Personal information
- Born: June 14, 1988 (age 37) Blaustein, West Germany
- Listed height: 1.96 m (6 ft 5 in)
- Listed weight: 93 kg (205 lb)

Career information
- College: Iowa State (2008–2010)
- NBA draft: 2010: undrafted
- Playing career: 2010–2020
- Position: Shooting guard
- Number: 8

Career history
- 2010–2012: Alba Berlin
- 2012–2013: Neckar Riesen Ludwigsburg
- 2013–2015: Bayern Munich
- 2015–2018: Brose Bamberg
- 2018–2019: Canarias
- 2019–2020: Löwen Braunschweig

= Lucca Staiger =

German basketball player (born 1988)

Lucca Staiger (born June 14, 1988) is a German former professional basketball player. Standing at , he played the shooting guard position.
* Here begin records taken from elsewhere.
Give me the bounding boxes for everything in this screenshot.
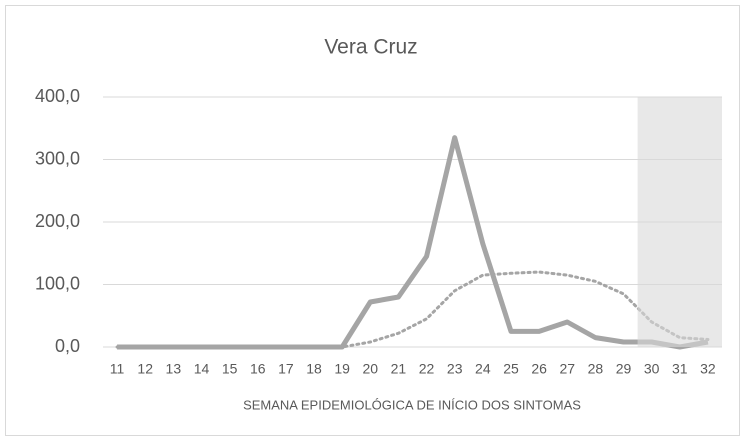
x-tick-label: 18 (306, 361, 322, 377)
x-tick-label: 22 (419, 361, 435, 377)
x-tick-label: 13 (166, 361, 182, 377)
x-tick-label: 32 (700, 361, 716, 377)
chart-title: Vera Cruz (324, 36, 417, 59)
x-tick-label: 21 (391, 361, 407, 377)
y-tick-label: 0,0 (55, 336, 80, 356)
x-tick-label: 17 (278, 361, 294, 377)
x-tick-label: 29 (616, 361, 632, 377)
shaded-region (637, 97, 722, 347)
y-tick-label: 100,0 (35, 273, 80, 293)
x-tick-label: 31 (672, 361, 688, 377)
x-tick-label: 26 (531, 361, 547, 377)
x-tick-label: 15 (222, 361, 238, 377)
x-tick-label: 11 (110, 361, 125, 377)
y-tick-label: 300,0 (35, 148, 80, 168)
y-tick-label: 200,0 (35, 211, 80, 231)
x-tick-label: 14 (194, 361, 210, 377)
x-tick-label: 16 (250, 361, 266, 377)
x-axis-label: SEMANA EPIDEMIOLÓGICA DE INÍCIO DOS SINT… (243, 397, 581, 412)
y-tick-label: 400,0 (35, 86, 80, 106)
chart-frame (5, 5, 740, 436)
x-tick-label: 30 (644, 361, 660, 377)
solid-line (117, 135, 709, 350)
x-tick-label: 28 (588, 361, 604, 377)
x-tick-label: 27 (559, 361, 575, 377)
x-tick-label: 23 (447, 361, 463, 377)
x-tick-label: 20 (363, 361, 379, 377)
x-tick-label: 25 (503, 361, 519, 377)
x-tick-label: 24 (475, 361, 491, 377)
x-tick-label: 12 (137, 361, 153, 377)
x-tick-label: 19 (334, 361, 350, 377)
He played collegiate basketball for Iowa State University.

==Junior career==
Staiger was one of the top junior players in Germany. He led his high school team to the 2005 German High School Championship while averaging 24.2 points, 5.6 rebounds, and 6.2 assists. He spent his senior season at Decatur Christian High School in Illinois, averaging 13.3 points, 4.2 rebounds, and 2.4 assists per game en route to being selected to play in the Illinois Premier Basketball High School All-Star Game. As a high school player, he also competed with the German national basketball team at the 2005 FIBA Europe Under-18 Championship and 2006 FIBA Europe Under-20 Championship.

==College career==
Staiger was declared ineligible for his freshman season with the Cyclones and was forced to sit out the entire season and lose a year of eligibility. He came back strong during his sophomore season, averaging 8.2 points and 24 minutes per game, while slowly becoming a larger part of the rotation throughout the season. He scored a career high 24 points in an early season loss to Drake University while hitting eight three-pointers. He was named Big 12 Rookie of the Week twice during the season.

Following the season, Staiger competed with the senior German national basketball team for the first time at EuroBasket 2009. He averaged 5 points per game over the team's six games, including a team-high 14 in the team's second-round game versus Macedonia.

On January 19, 2010, Staiger announced he was leaving Iowa State, effective immediately, to pursue a professional career in Europe.

==Professional career==
Coming out of the college, Staiger joined the German BBL team Alba Berlin. In 2012, he joined the league rivals Neckar Riesen Ludwigsburg. After just one year, on June 25, 2013, it was announced that he would be joining Bayern Munich.

On July 8, 2015, Staiger signed a contract with Brose Bamberg. He parted ways with the team in July 2018. On August 6, 2018, Staiger signed a one-year deal with Iberostar Tenerife of the Liga ACB.

On December 13, 2019, he has signed with Löwen Braunschweig of the German Basketball Bundesliga (BBL).